Conversion brève : Florence Delay (Il n’y a pas de cheval sur le chemin de Damas)

Florence Delay © éditions du Seuil

On retrouve dans Il n’y a pas de cheval sur le chemin de Damas une construction chère à Florence Delay, celle de la « séduction brève », de « petites formes en prose » qui déclinent une même idée en suivant de multiples directions.

Le point de départ est la conversion de saint Paul et le fait qu’à aucun moment, dans le corpus évangélique, Saul ou déjà Paul ne soit renversé d’un cheval lorsque le Christ soudain lui apparaît sur le chemin de Damas, alors que l’iconographie le représente la plupart du temps sur un cheval (Michel-Ange, Caravage, Bruegel…). « Il était sur la route, non loin de Damas, quand une lueur soudaine, venant du ciel, a resplendi autour de lui. Il est tombé à terre. Il a entendu une voix lui dire : Saoul, Saoul, pourquoi  persécutes-tu ? Saul a demandé : Qui es-tu seigneur ? Je suis Jésus, celui que tu persécutes. Pars, va dans la ville et là il te sera dit ce que tu dois faire. Ses compagnons de voyage étaient immobiles, muets, abasourdis. Ils entendaient la voix mais n’apercevaient personne.
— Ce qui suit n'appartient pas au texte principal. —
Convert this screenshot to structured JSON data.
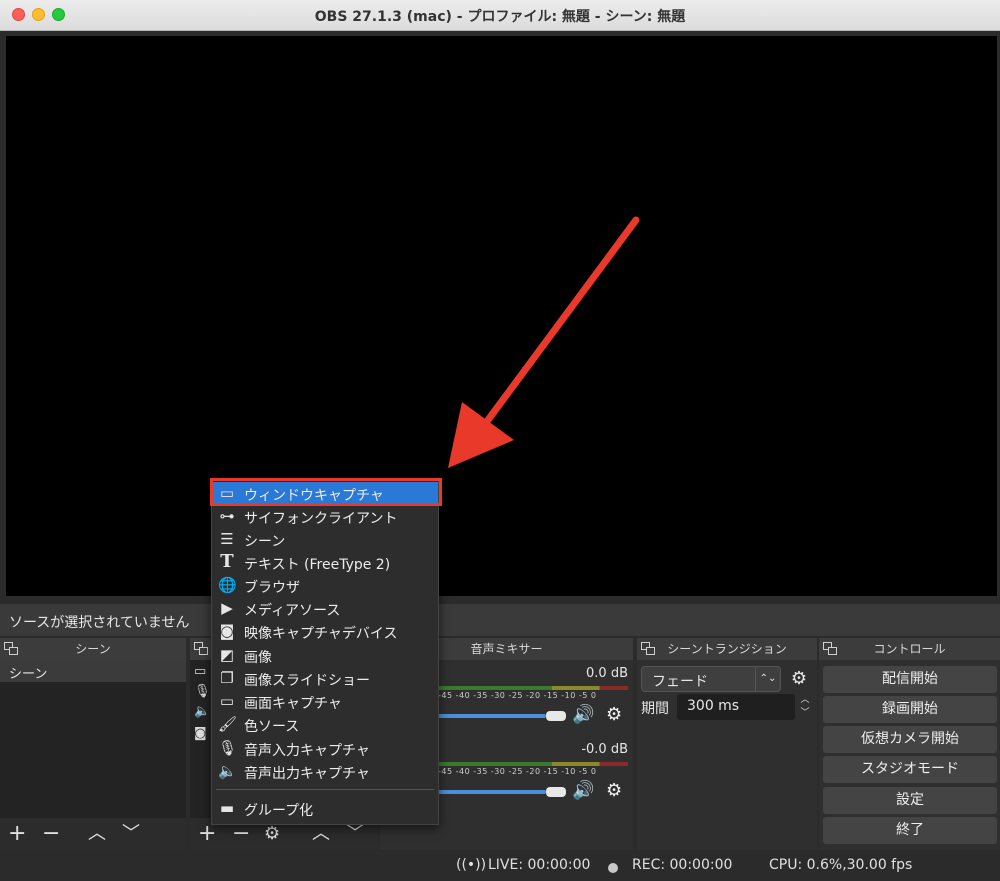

On a relevé Saul ; il ne voyait rien et pourtant il avait les yeux ouverts. Ils l’ont conduits à Damas, le guidant par la main. » (Actes des apôtres, 9, 3-9, Bible Bayard). Pas de cheval. Rien n’indique en effet que Saul ait été désarçonné d’un cheval — Les Désarçonnés est le titre d’un livre de Pascal Quignard chez Grasset en 2012. Florence Delay se glisse dans cette différence entre le texte et les images et par là-même revisite autrement les conversions célèbres (ou pas) au christianisme, avec quelques aversions aussi et un penchant pour le polythéisme – de Saul le persécuteur à Paul l’inventeur qui pensait que nous ne sommes jamais plus forts que lorsque nous sommes faibles.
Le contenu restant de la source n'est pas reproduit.